La femelle met bas en été & vers le commencement de l’automne, & la portée est ordinairement de trois ou quatre. Il n’est aucun animal qui ne s’occupe d’avance de la petite famille qu’il doit mettre au jour ; l’attachement & les sollicitudes de mère, sont inhérentes à tous les êtres vivans. Doux présent de la nature, comme il rend intéressant ceux qui perpétuent les différentes races ! La femelle du blaireau prépare de loin le terrier où elle doit mettre bas ; elle va dans la campagne choisir de l’herbe tendre ; elle la coupe, en fait de petits fagots qu’elle traîne jusqu’au fond de son terrier, où elle en fait un lit commode pour elle & ses petits. C’est-là qu’elle les dépose jusqu’à ce qu’ils soient en état de prendre une nourriture plus forte & plus substantielle ; alors elle sort durant la nuit, & court chasser au loin : elle déterre les nids des guêpes, & emporte le miel ; malheur aux rabouillères des lapins, dont elle saisit les jeunes lapereaux, qu’elle apporte à ses petits. De retour auprès de sa jeune famille, si elle se croit en sureté, elle jette un cri au bord du terrier ; ils accourent à la voix de leur mère, & viennent partager le butin qu’elle a enlevé. Mais le moindre bruit se fait-il entendre ? tout disparoît ; la mère fait rentrer ses petits les premiers, & les suit. Le danger devient-il éminent ? quelque chien a-t-il découvert cette famille, & veut-il l’attaquer ? bientôt cet animal, si timide un moment auparavant, sent naître dans son cœur tout le feu, tout le courage d’une mère qui défend ce qu’elle a de plus cher, ses enfans.
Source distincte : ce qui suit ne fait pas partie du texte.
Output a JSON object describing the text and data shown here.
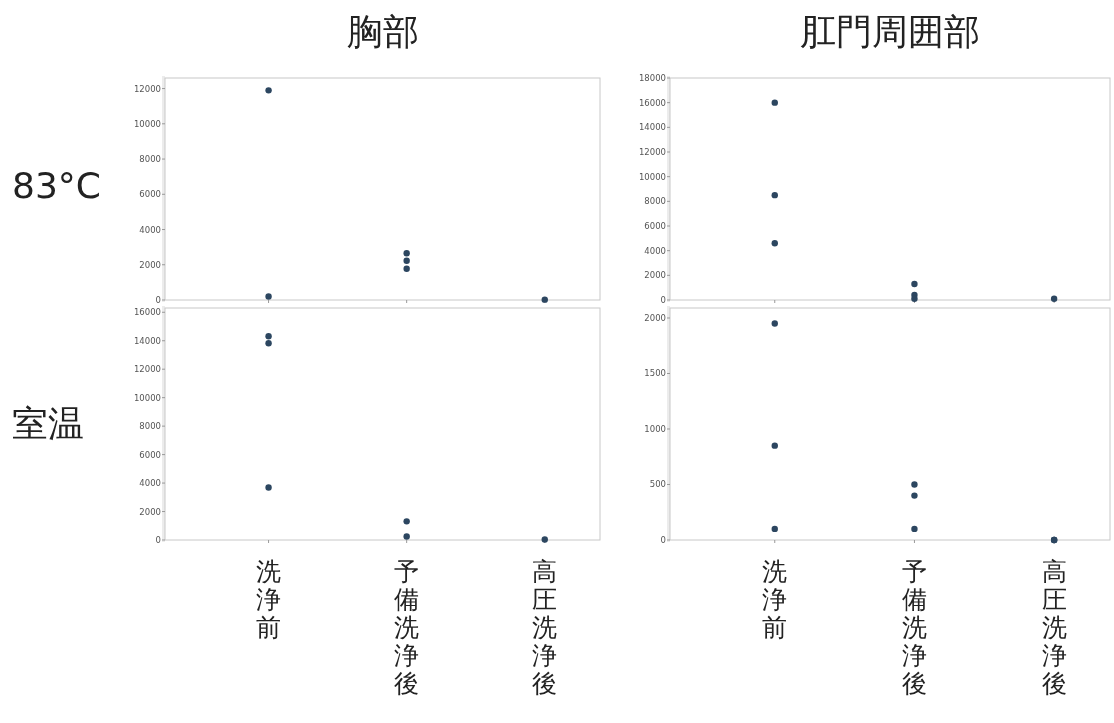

Il reste au bord de son terrier, & combat avec un acharnement prodigieux. Ses morsures sont cruelles ; rien ne l’épouvante. Il tient tête à deux ou trois chiens à la fois ; un combat long & opiniâtre lui donne toujours la victoire, quand il n’est pas contraint de succomber sous le nombre. Tout est en lui armes offensives ; ses dents & ses ongles. Le blaireau trop pressé, s’accule contre une pierre, contre un arbre : défendu par derrière, il fait face de tous côtés avec une intrépidité mêlée de fureur.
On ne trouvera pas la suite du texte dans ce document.